Iain Leech, Director of Network Management, Financial Institutions, ANZ
I was told that I had a new financial planner in about 2005, and I thought, ‘My gosh, they’ve given me the junior here!’ But that lasted about two seconds.
When I informed him about my situation, he listened to where I wanted to go and what I thought, then he started to put forward how my portfolio should look and how we could move towards that over time. He’s definitely an ideas guy. What he was saying went far beyond my previous advisers, both in terms of the industry and my investments. His insight was clear as a bell. Right away I thought, ‘OK, this guy is sharp.’

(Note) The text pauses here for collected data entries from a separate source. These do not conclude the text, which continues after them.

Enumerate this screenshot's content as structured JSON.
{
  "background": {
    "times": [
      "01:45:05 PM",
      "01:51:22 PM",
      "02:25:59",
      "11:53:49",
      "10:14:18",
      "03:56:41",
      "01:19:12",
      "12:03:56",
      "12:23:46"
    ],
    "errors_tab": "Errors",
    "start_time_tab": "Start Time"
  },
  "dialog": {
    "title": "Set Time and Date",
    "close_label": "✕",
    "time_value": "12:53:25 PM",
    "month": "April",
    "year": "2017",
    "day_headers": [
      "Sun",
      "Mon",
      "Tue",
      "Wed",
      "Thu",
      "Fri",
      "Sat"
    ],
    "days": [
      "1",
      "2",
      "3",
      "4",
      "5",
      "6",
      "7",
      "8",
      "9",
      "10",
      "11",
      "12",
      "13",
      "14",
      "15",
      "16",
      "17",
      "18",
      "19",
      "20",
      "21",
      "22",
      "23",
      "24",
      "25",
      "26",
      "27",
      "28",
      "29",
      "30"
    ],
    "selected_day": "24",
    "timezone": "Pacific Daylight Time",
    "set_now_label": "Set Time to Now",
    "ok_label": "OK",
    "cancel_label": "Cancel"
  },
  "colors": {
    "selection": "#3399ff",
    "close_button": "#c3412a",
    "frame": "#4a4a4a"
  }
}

He was helping me diversify my portfolio because we were pretty long on company stock. Along the way, there were some recommendations that I wasn’t sure of because I didn’t understand them, but we built trust very early so I absolutely saw the value in what he was recommending.
Two years back, one of my sons – they were 13 and 16 then – said he wanted shares for Christmas, so I asked Pete if he could put something together. He brought them on as clients in their own right and made their first advice document, which we gave them for Christmas. They know Pete now and are building a relationship with him and the staff. It’s such a good thing. I was just blown away how he jumped onto it and got across what the boys wanted to invest in – they didn’t want Telstra and AMP, they want Apple and the exciting tech companies.

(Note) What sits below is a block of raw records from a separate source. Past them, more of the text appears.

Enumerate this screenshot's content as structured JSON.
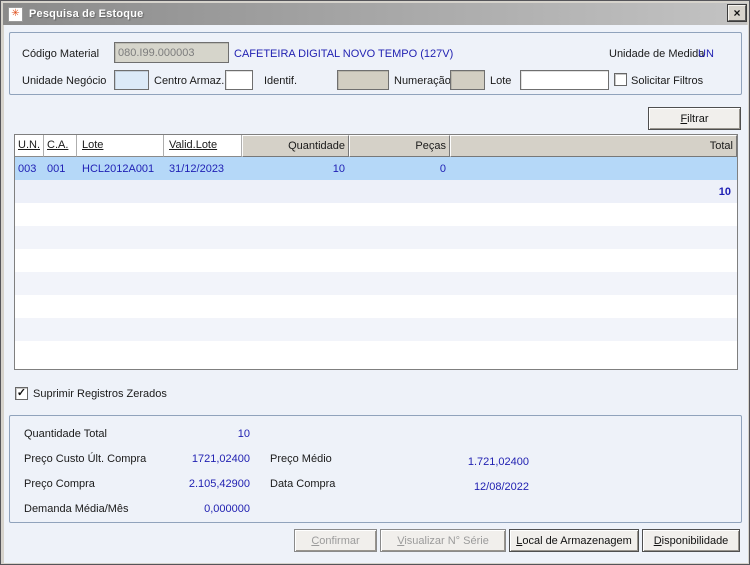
{
  "window": {
    "title": "Pesquisa de Estoque",
    "icon_glyph": "✳",
    "close_glyph": "×"
  },
  "filter_panel": {
    "codigo_material_label": "Código Material",
    "codigo_material_value": "080.I99.000003",
    "material_descricao": "CAFETEIRA DIGITAL NOVO TEMPO (127V)",
    "unidade_medida_label": "Unidade de Medida",
    "unidade_medida_value": "UN",
    "unidade_negocio_label": "Unidade Negócio",
    "centro_armaz_label": "Centro Armaz.",
    "identif_label": "Identif.",
    "numeracao_label": "Numeração",
    "lote_label": "Lote",
    "solicitar_filtros_label": "Solicitar Filtros",
    "solicitar_filtros_checked": false,
    "filtrar_label": "Filtrar"
  },
  "table": {
    "headers": {
      "un": "U.N.",
      "ca": "C.A.",
      "lote": "Lote",
      "valid_lote": "Valid.Lote",
      "quantidade": "Quantidade",
      "pecas": "Peças",
      "total": "Total"
    },
    "rows": [
      {
        "un": "003",
        "ca": "001",
        "lote": "HCL2012A001",
        "valid_lote": "31/12/2023",
        "quantidade": "10",
        "pecas": "0",
        "total": ""
      }
    ],
    "grand_total": "10"
  },
  "options": {
    "suprimir_registros_label": "Suprimir Registros Zerados",
    "suprimir_registros_checked": true,
    "check_glyph": "✓"
  },
  "summary": {
    "quantidade_total_label": "Quantidade Total",
    "quantidade_total_value": "10",
    "preco_custo_label": "Preço Custo Últ. Compra",
    "preco_custo_value": "1721,02400",
    "preco_medio_label": "Preço Médio",
    "preco_medio_value": "1.721,02400",
    "preco_compra_label": "Preço Compra",
    "preco_compra_value": "2.105,42900",
    "data_compra_label": "Data Compra",
    "data_compra_value": "12/08/2022",
    "demanda_label": "Demanda Média/Mês",
    "demanda_value": "0,000000"
  },
  "buttons": {
    "confirmar": "Confirmar",
    "visualizar_serie": "Visualizar N° Série",
    "local_armazenagem": "Local de Armazenagem",
    "disponibilidade": "Disponibilidade"
  },
  "colors": {
    "accent_blue_text": "#2222b2",
    "selected_row_bg": "#b5d8f8",
    "titlebar_start": "#8a8a8a",
    "titlebar_end": "#c3c3c3",
    "client_bg": "#eef2f9",
    "header_gray": "#d5d1c8"
  }
}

Pete’s got a very, very strong foundation in clearly understanding people’s risk appetite and taking them to it but not taking them beyond that. I know risk quite well in my job, so it’s something I look out for.
He’s someone I can have a chat to or have a beer with, even if it’s outside of the advisory piece. There are no shortcuts but we certainly have a bit of fun along the way.
Pete Pennicott, Principal Adviser, Pekada
I met Iain when I was an adviser at ANZ. When you’re quite senior at the bank, your remuneration is shares in the bank, which I understood quite well, so I started off with an advantage there. We clicked really quickly and our relationship extended beyond when I finished five or six years ago and started at Pekada.
I sat down with Iain and his wife and worked out what was important to them. Flexibility and, of course, not losing the capital were both really high on the agenda. A big part of it was looking at whether we needed diversification and what were the tax implications. This was around the time of the GFC, so we built an investment strategy that was pretty tight, from a risk perspective.
We’ve never butted heads but we’ve had some robust conversations. Iain’s not an order-taker and neither am I, so part of us having a healthy relationship is making sure we understand the why. The tension points have only been around when big changes to the investment strategy have been required. Sometimes it’s me wanting to move or Iain getting an itchy trigger finger, but we’ve had a pretty good balance so far – no major blow-ups.
It was really cool getting his sons, Nathan and Patrick, on board. Iain was really keen to get the kids money-smart, so I had a burger with them and talked about what they were interested in. We then built a diversified portfolio via some simple managed funds. Technology was a big focus for them, obviously, so we tried to build something they’d actually engage in. Credit to Iain for opening up that conversation pretty early.
He’s very open and quite funny, Iain. It was very apparent early on as well that he has a very high financial IQ; he’s a very savvy guy who understood the concepts.
We’ve got a pretty good thing going, I think there’s some real trust there.